Metadata важна не меньше текста. В нее кладут название файла, автора, дату, версию, раздел, источник, язык, тип документа, права доступа, ссылку на оригинал, статус актуальности и иногда номер страницы. Без metadata агенту сложно дать citation, проверить источник и не показать пользователю чужие документы.
Индексация отличается от парсинга документов. Парсинг отвечает за извлечение текста или полей из файла. Индексация делает этот результат пригодным для поиска: режет на фрагменты, добавляет контекст, считает embeddings и сохраняет структуру для дальнейшего retrieval.
Качество индексации напрямую влияет на качество RAG. Если chunks слишком большие, в контекст попадет много шума. Если слишком маленькие, потеряется смысл. Если не сохранить заголовки, даты и права доступа, агент может дать неполный или опасный ответ. Если не переиндексировать устаревшие документы, система будет ссылаться на старые правила.
Для надежной индексации нужно продумать обновления. Документы меняются: договоры получают новые версии, регламенты устаревают, файлы удаляются, права доступа меняются. Поэтому индекс должен поддерживать переиндексацию, удаление старых chunks, версионирование и audit log.
Практическое правило: индексировать нужно не "все подряд", а понятный набор источников с владельцем, правилами обновления и контролем доступа. Тогда AI-агент сможет отвечать по документам с ссылками на источники, а не угадывать по памяти модели.
Примеры
- PDF-регламент загружают в систему, извлекают текст, режут на chunks по разделам, считают embeddings и сохраняют ссылку на исходный файл и номер страницы.
- Скан договора сначала проходит OCR, затем классификацию, после чего индексируются только распознанные разделы с условиями, сроками и ответственностью.
- Внутренняя база знаний компании переиндексируется каждую ночь: новые статьи добавляются, удаленные документы убираются из vector database, а измененные версии пересчитываются.

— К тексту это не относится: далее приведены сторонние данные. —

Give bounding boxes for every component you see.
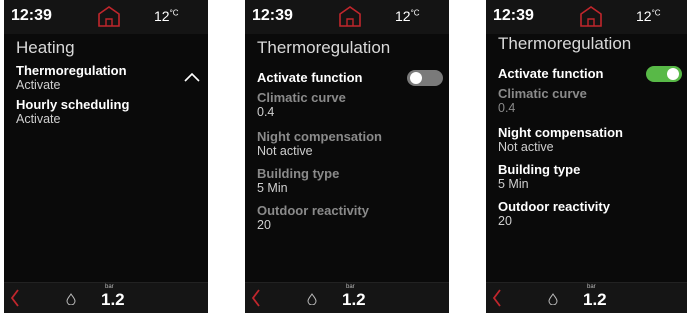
setting-label: Building type: [498, 162, 581, 177]
setting-climatic-curve[interactable]: Climatic curve 0.4: [257, 90, 441, 120]
settings-list: Activate function Climatic curve 0.4 Nig…: [498, 66, 682, 233]
setting-label: Outdoor reactivity: [498, 199, 610, 214]
menu-item-label: Thermoregulation: [16, 63, 127, 78]
status-bar: 12:39 12°C: [486, 0, 687, 34]
page-title: Thermoregulation: [257, 38, 391, 57]
pressure-value: 1.2: [101, 290, 125, 309]
heating-screen: 12:39 12°C Heating Thermoregulation Acti…: [4, 0, 208, 313]
setting-value: 0.4: [257, 105, 275, 119]
pressure-value: 1.2: [342, 290, 366, 309]
settings-list: Activate function Climatic curve 0.4 Nig…: [257, 70, 441, 237]
menu-item-value: Activate: [16, 112, 61, 126]
clock: 12:39: [11, 7, 52, 24]
setting-label: Climatic curve: [498, 86, 587, 101]
clock: 12:39: [252, 7, 293, 24]
outdoor-temp: 12°C: [154, 8, 179, 24]
back-arrow-icon[interactable]: [251, 289, 261, 307]
setting-night-compensation[interactable]: Night compensation Not active: [498, 125, 682, 155]
setting-night-compensation[interactable]: Night compensation Not active: [257, 129, 441, 159]
setting-value: Not active: [498, 140, 554, 154]
setting-value: 5 Min: [257, 181, 288, 195]
menu-item-label: Hourly scheduling: [16, 97, 130, 112]
footer-bar: bar 1.2: [245, 282, 449, 313]
footer-bar: bar 1.2: [4, 282, 208, 313]
thermoregulation-screen-off: 12:39 12°C Thermoregulation Activate fun…: [245, 0, 449, 313]
menu-item-value: Activate: [16, 78, 61, 92]
toggle-knob: [410, 72, 422, 84]
setting-outdoor-reactivity[interactable]: Outdoor reactivity 20: [498, 199, 682, 229]
pressure-value: 1.2: [583, 290, 607, 309]
setting-value: 5 Min: [498, 177, 529, 191]
outdoor-temp: 12°C: [395, 8, 420, 24]
footer-bar: bar 1.2: [486, 282, 687, 313]
setting-outdoor-reactivity[interactable]: Outdoor reactivity 20: [257, 203, 441, 233]
toggle-knob: [667, 68, 679, 80]
back-arrow-icon[interactable]: [492, 289, 502, 307]
home-icon[interactable]: [337, 5, 363, 27]
setting-value: Not active: [257, 144, 313, 158]
setting-climatic-curve[interactable]: Climatic curve 0.4: [498, 86, 682, 116]
menu-item-hourly-scheduling[interactable]: Hourly scheduling Activate: [16, 97, 200, 127]
menu-list: Thermoregulation Activate Hourly schedul…: [16, 63, 200, 131]
setting-value: 20: [498, 214, 512, 228]
status-bar: 12:39 12°C: [245, 0, 449, 34]
setting-label: Climatic curve: [257, 90, 346, 105]
thermoregulation-screen-on: 12:39 12°C Thermoregulation Activate fun…: [486, 0, 687, 313]
setting-building-type[interactable]: Building type 5 Min: [257, 166, 441, 196]
page-title: Heating: [16, 38, 75, 57]
status-bar: 12:39 12°C: [4, 0, 208, 34]
outdoor-temp: 12°C: [636, 8, 661, 24]
setting-value: 0.4: [498, 101, 516, 115]
activate-function-toggle[interactable]: [646, 66, 682, 82]
menu-item-thermoregulation[interactable]: Thermoregulation Activate: [16, 63, 200, 93]
clock: 12:39: [493, 7, 534, 24]
chevron-up-icon[interactable]: [184, 72, 200, 82]
home-icon[interactable]: [578, 5, 604, 27]
setting-label: Outdoor reactivity: [257, 203, 369, 218]
setting-label: Night compensation: [498, 125, 623, 140]
water-drop-icon: [548, 293, 558, 305]
setting-label: Night compensation: [257, 129, 382, 144]
setting-value: 20: [257, 218, 271, 232]
setting-label: Building type: [257, 166, 340, 181]
water-drop-icon: [307, 293, 317, 305]
home-icon[interactable]: [96, 5, 122, 27]
back-arrow-icon[interactable]: [10, 289, 20, 307]
water-drop-icon: [66, 293, 76, 305]
activate-function-toggle[interactable]: [407, 70, 443, 86]
page-title: Thermoregulation: [498, 34, 632, 53]
setting-building-type[interactable]: Building type 5 Min: [498, 162, 682, 192]
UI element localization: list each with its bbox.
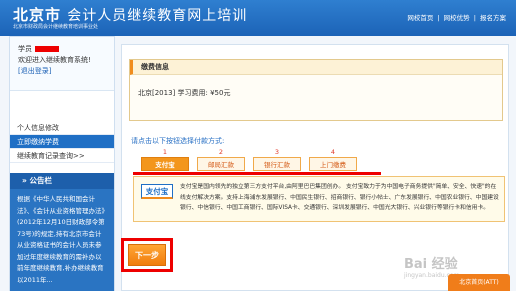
alipay-description: 支付宝是国内领先的独立第三方支付平台,由阿里巴巴集团创办。 支付宝致力于为中国电… <box>180 184 499 211</box>
logo-main: 北京市 <box>13 6 62 24</box>
site-logo[interactable]: 北京市 会计人员继续教育网上培训 <box>13 4 247 25</box>
bulletin-title: » 公告栏 <box>10 173 114 189</box>
alipay-info-panel: 支付宝 支付宝是国内领先的独立第三方支付平台,由阿里巴巴集团创办。 支付宝致力于… <box>133 176 505 222</box>
tab-label: 上门缴费 <box>309 157 357 171</box>
tab-label: 邮局汇款 <box>197 157 245 171</box>
sidebar-item-profile[interactable]: 个人信息修改 <box>10 121 114 135</box>
login-box: 学员 欢迎进入继续教育系统! [退出登录] <box>10 37 114 91</box>
logo-sub: 会计人员继续教育网上培训 <box>67 8 248 24</box>
fee-info-detail: 北京[2013] 学习费用: ¥50元 <box>138 89 231 97</box>
fee-info-title: 缴费信息 <box>130 60 502 75</box>
tab-label: 银行汇款 <box>253 157 301 171</box>
bulletin-board: » 公告栏 根据《中华人民共和国会计法》、《会计从业资格管理办法》(2012年1… <box>10 173 114 291</box>
sidebar-menu: 个人信息修改 立即缴纳学费 继续教育记录查询>> <box>10 121 114 163</box>
tab-label: 支付宝 <box>141 157 189 171</box>
welcome-text: 欢迎进入继续教育系统! <box>18 56 91 64</box>
tab-onsite-pay[interactable]: 4 上门缴费 <box>309 148 357 171</box>
alipay-logo: 支付宝 <box>141 184 173 199</box>
fee-info-panel: 缴费信息 北京[2013] 学习费用: ¥50元 <box>129 59 503 121</box>
nav-advantage-link[interactable]: 网校优势 <box>444 14 470 22</box>
top-nav: 网校首页 | 网校优势 | 报名方案 <box>407 14 506 22</box>
tab-number: 3 <box>274 148 280 156</box>
nav-enroll-link[interactable]: 报名方案 <box>480 14 506 22</box>
payment-prompt: 请点击以下按钮选择付款方式: <box>131 137 225 145</box>
tab-bank-remit[interactable]: 3 银行汇款 <box>253 148 301 171</box>
tab-number: 2 <box>218 148 224 156</box>
site-header: 北京市 会计人员继续教育网上培训 北京市财政局会计继续教育培训事业处 网校首页 … <box>0 0 516 36</box>
tab-alipay[interactable]: 1 支付宝 <box>141 148 189 171</box>
sidebar-item-pay-fee[interactable]: 立即缴纳学费 <box>10 135 114 149</box>
tab-number: 1 <box>162 148 168 156</box>
sidebar-item-records[interactable]: 继续教育记录查询>> <box>10 149 114 163</box>
redacted-name <box>35 46 59 52</box>
highlight-underline <box>133 172 381 175</box>
tab-postal-remit[interactable]: 2 邮局汇款 <box>197 148 245 171</box>
nav-home-link[interactable]: 网校首页 <box>407 14 433 22</box>
logout-link[interactable]: [退出登录] <box>18 66 106 77</box>
corner-tab-button[interactable]: 北京首页(ATT) <box>448 274 510 291</box>
student-label: 学员 <box>18 45 32 53</box>
next-step-button[interactable]: 下一步 <box>128 244 166 266</box>
bulletin-text: 根据《中华人民共和国会计法》、《会计从业资格管理办法》(2012年12月10日财… <box>17 195 105 284</box>
watermark-main: Bai 经验 <box>404 257 458 272</box>
tab-number: 4 <box>330 148 336 156</box>
sidebar: 学员 欢迎进入继续教育系统! [退出登录] 个人信息修改 立即缴纳学费 继续教育… <box>9 36 115 291</box>
site-subtitle: 北京市财政局会计继续教育培训事业处 <box>13 24 99 30</box>
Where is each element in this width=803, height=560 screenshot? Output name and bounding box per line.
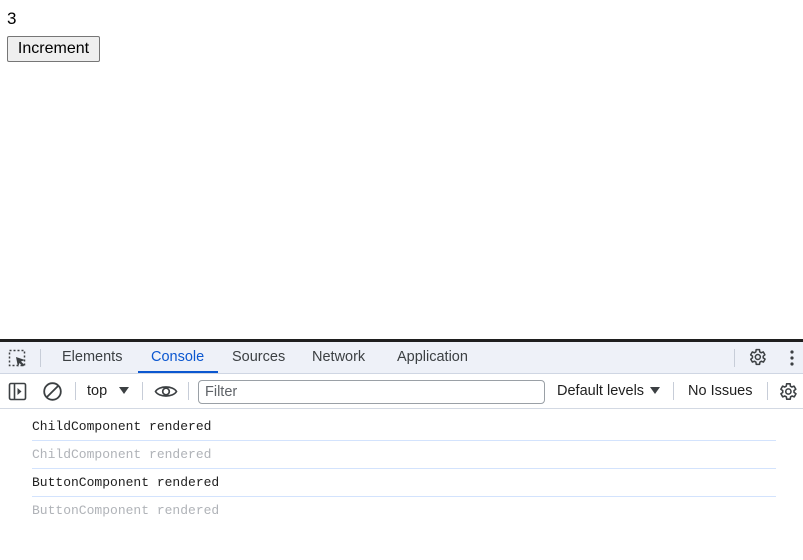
- eye-icon[interactable]: [154, 383, 178, 400]
- console-message: ChildComponent rendered: [32, 441, 776, 469]
- devtools-panel: Elements Console Sources Network Applica…: [0, 339, 803, 560]
- divider: [75, 382, 76, 400]
- tab-network[interactable]: Network: [312, 342, 365, 373]
- tab-application[interactable]: Application: [397, 342, 468, 373]
- counter-value: 3: [7, 9, 17, 28]
- tab-sources[interactable]: Sources: [232, 342, 285, 373]
- tab-elements[interactable]: Elements: [62, 342, 122, 373]
- divider: [188, 382, 189, 400]
- sidebar-toggle-icon[interactable]: [8, 382, 27, 401]
- console-message: ChildComponent rendered: [32, 413, 776, 441]
- devtools-tabbar: Elements Console Sources Network Applica…: [0, 342, 803, 374]
- clear-console-icon[interactable]: [42, 381, 63, 402]
- divider: [767, 382, 768, 400]
- inspect-element-icon[interactable]: [8, 349, 28, 369]
- page-content: 3 Increment: [0, 0, 803, 339]
- console-message: ButtonComponent rendered: [32, 503, 220, 518]
- issues-button[interactable]: No Issues: [688, 374, 752, 408]
- gear-icon[interactable]: [747, 347, 767, 367]
- tab-console[interactable]: Console: [137, 342, 219, 373]
- filter-input[interactable]: [198, 380, 545, 404]
- execution-context-select[interactable]: top: [87, 374, 107, 408]
- gear-icon[interactable]: [777, 381, 798, 402]
- divider: [673, 382, 674, 400]
- increment-button[interactable]: Increment: [7, 36, 100, 62]
- console-message: ButtonComponent rendered: [32, 469, 776, 497]
- divider: [734, 349, 735, 367]
- console-toolbar: top Default levels No Issues: [0, 374, 803, 409]
- chevron-down-icon[interactable]: [119, 387, 129, 394]
- log-levels-select[interactable]: Default levels: [557, 374, 644, 408]
- chevron-down-icon[interactable]: [650, 387, 660, 394]
- kebab-menu-icon[interactable]: [786, 349, 798, 367]
- divider: [142, 382, 143, 400]
- divider: [40, 349, 41, 367]
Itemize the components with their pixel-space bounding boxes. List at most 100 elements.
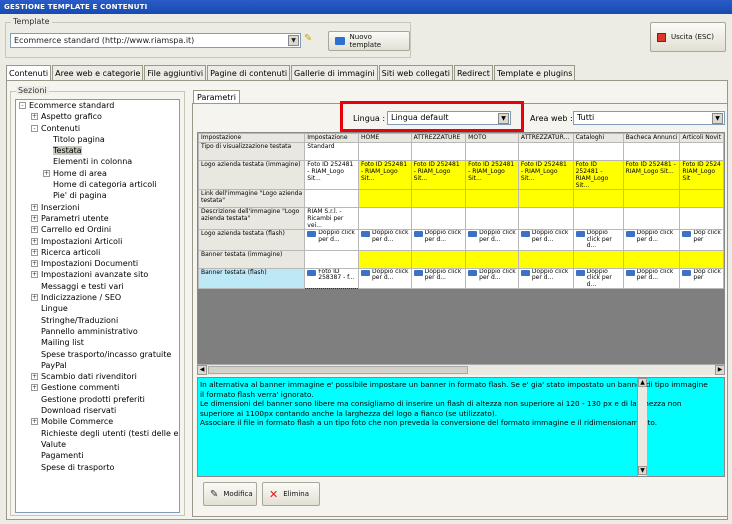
tree-item[interactable]: Pagamenti [16,450,179,461]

- Для RAG-поиска по Google Drive индекс хранит не только текст, но и права доступа, чтобы агент не показал пользователю документ, к которому у него нет доступа.
Где используется
- RAG и база знаний
- внутренний поиск по документам
- AI-агент поддержки
- юридические документы
- поиск по регламентам и инструкциям
- корпоративный knowledge base
- документооборот и архив
- citations и проверка источников
Связанные термины
Частые вопросы
Зачем нужна индексация документов?
Она делает документы пригодными для поиска и RAG. После индексации агент может найти нужный фрагмент, добавить его в контекст и сослаться на источник вместо того, чтобы отвечать наугад.
Чем индексация отличается от загрузки файлов?
Загрузка просто помещает файл в хранилище. Индексация извлекает текст, режет его на chunks, добавляет metadata, считает embeddings и сохраняет данные в поисковую базу.
Что такое chunks при индексации?
Chunks - это небольшие фрагменты документа, по которым система ищет релевантный контекст. Размер и границы chunks важны: слишком большие дают шум, слишком маленькие теряют смысл.
Нужно ли переиндексировать документы?
Да. Если файл изменился, удалился или поменялись права доступа, индекс нужно обновить. Иначе агент может ссылаться на старые данные или показать документ не тому пользователю.
Как понять, что индексация сделана плохо?
Агент не находит очевидные ответы, ссылается на старые версии, путает разделы, показывает нерелевантные фрагменты или не может указать источник. Обычно проблема в chunking, metadata, OCR, правах доступа или обновлении индекса.